Today in History: Egypt and Israel sign the Camp David Accords
The treaty signed by the two Middle East nations ended decades of hostility between them.

At the White House in Washington, Egyptian President Anwar el-Sadat and Israeli Prime Minister Menachem Begin signed the Camp David Accords, laying the groundwork for a permanent peace agreement between Egypt and Israel.
The accords were negotiated during 12 days of intensive talks at President Jimmy Carter’s Camp David retreat in the Catoctin Mountains of Maryland. The final peace agreement – the first between Israel and one of its Arab neighbours – was signed in March 1979.
A state of war had existed between Egypt and the State of Israel since the establishment of Israel in 1948. In the first three Arab-Israeli wars, Israel decisively defeated Egypt.

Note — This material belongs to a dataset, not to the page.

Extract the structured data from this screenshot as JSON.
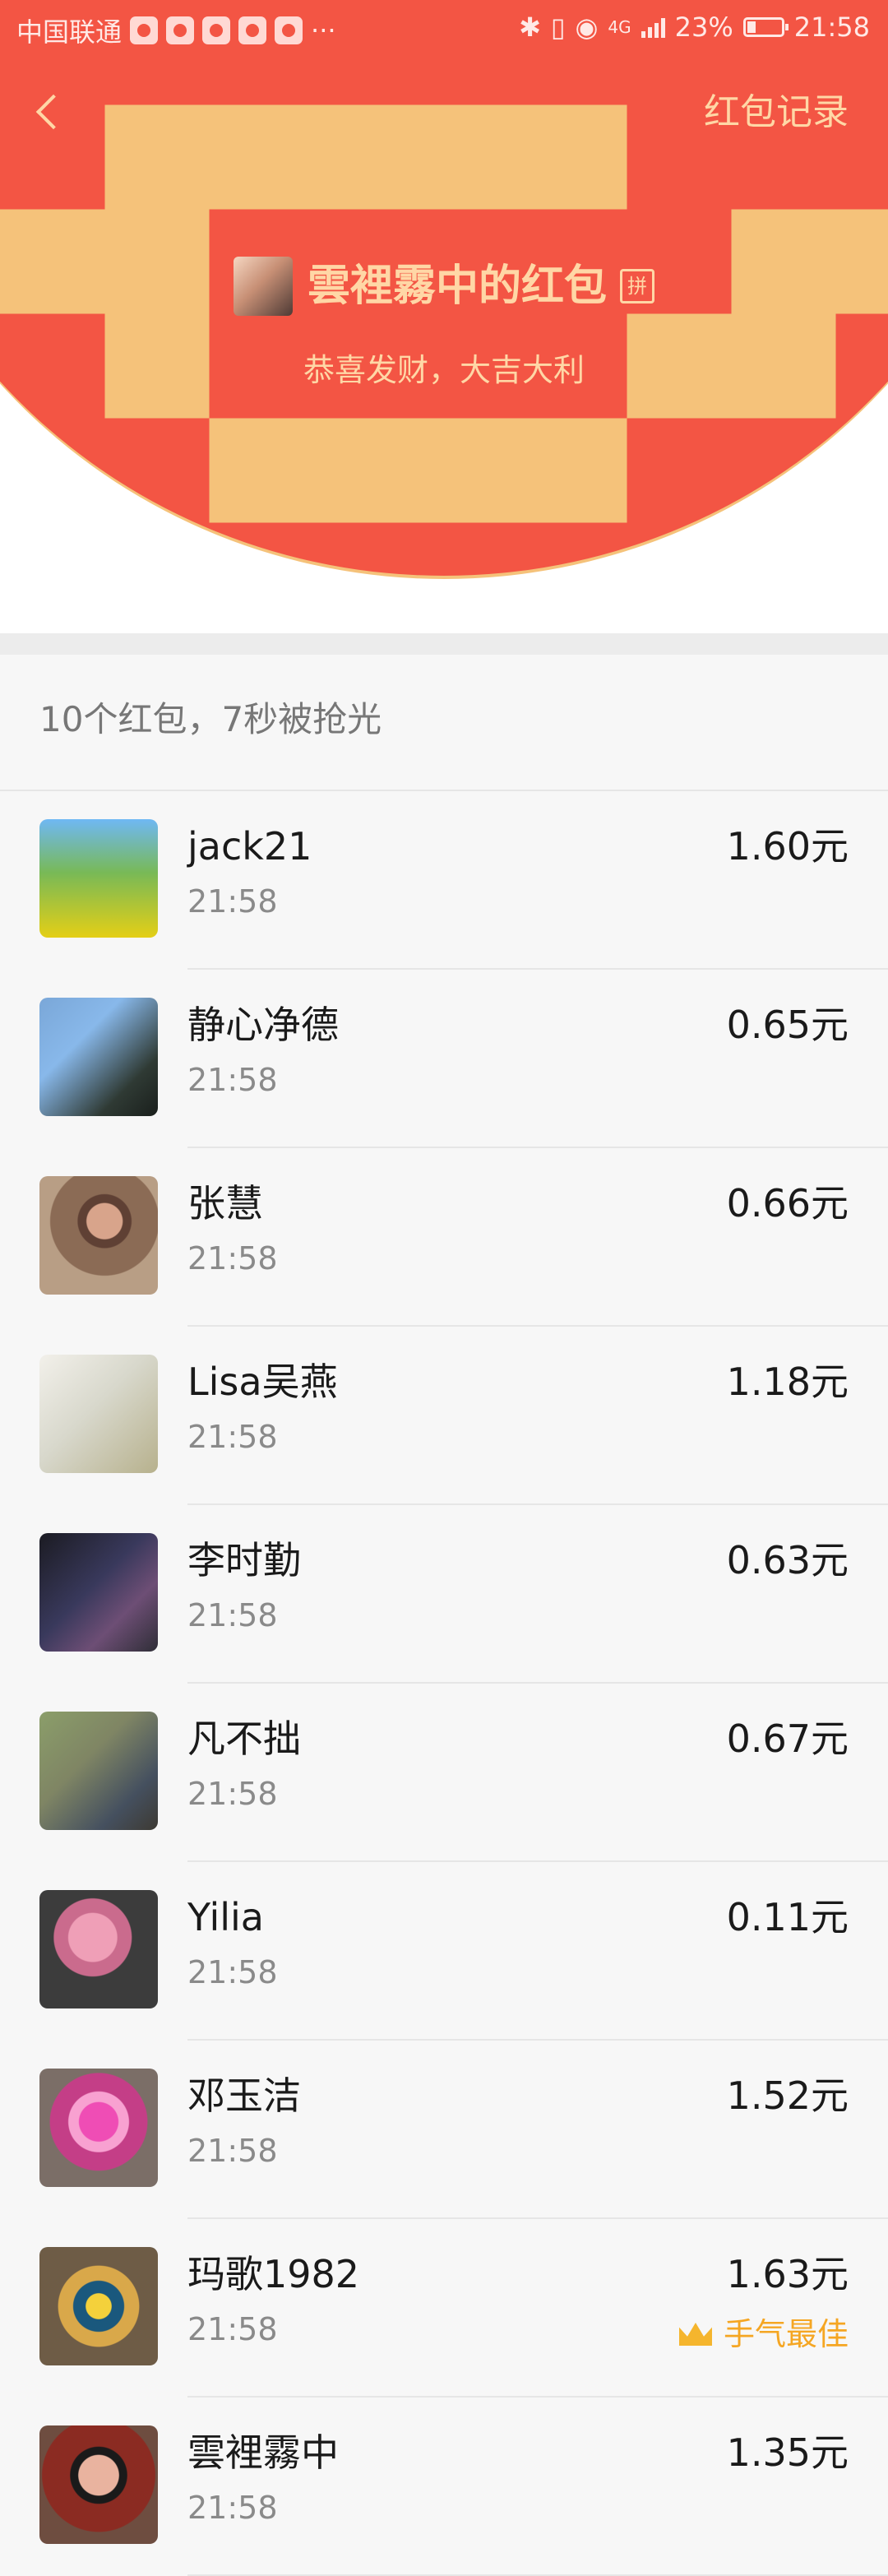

As a result of the 1967 war, Israel occupied Egypt’s Sinai Peninsula, the 23 500-square-mile peninsula that links Africa with Asia. When Anwar el-Sadat became Egyptian president in 1970, he found himself leader of an economically troubled nation that could ill afford to continue its endless crusade against Israel.
He wanted to make peace and thereby achieve stability and recovery of the Sinai, but after Israel’s stunning victory in the 1967 war it was unlikely that Israel’s peace terms would be favourable to Egypt. So Sadat conceived of a daring plan to attack Israel again, which, even if unsuccessful, might convince the Israelis that peace with Egypt was necessary.
Although Egypt had again suffered military defeat against its Jewish neighbour, the initial Egyptian successes greatly enhanced Sadat’s prestige in the Middle East and provided him with an opportunity to seek peace. In 1974, the first of two Egyptian-Israeli disengagement agreements providing for the return of portions of the Sinai to Egypt was signed, and in 1975 Sadat travelled to the United States to discuss his peace efforts and seek American aid and investment.
When talks with Israel stalled, Sadat made a dramatic journey to Jerusalem in November 1977 and spoke before the Israeli Knesset (Parliament). In September 1978, President Jimmy Carter invited Sadat and Israeli Prime Minister Begin to the presidential retreat at Camp David, Maryland, where dual peace accords were hammered out under the direction of Carter.
Signed on 17 September, the historic agreements provided for complete Israeli evacuation from the Sinai, laid the groundwork for the signing of a final peace agreement, and outlined a broader framework for achieving peace in the Middle East.
Sadat and Begin received the Nobel Peace Prize, and on 29 March 1979, a permanent peace agreement was signed that closely resembled the Camp David Accords. The treaty ended the state of war between the two countries and provided for the establishment of full diplomatic and commercial relations.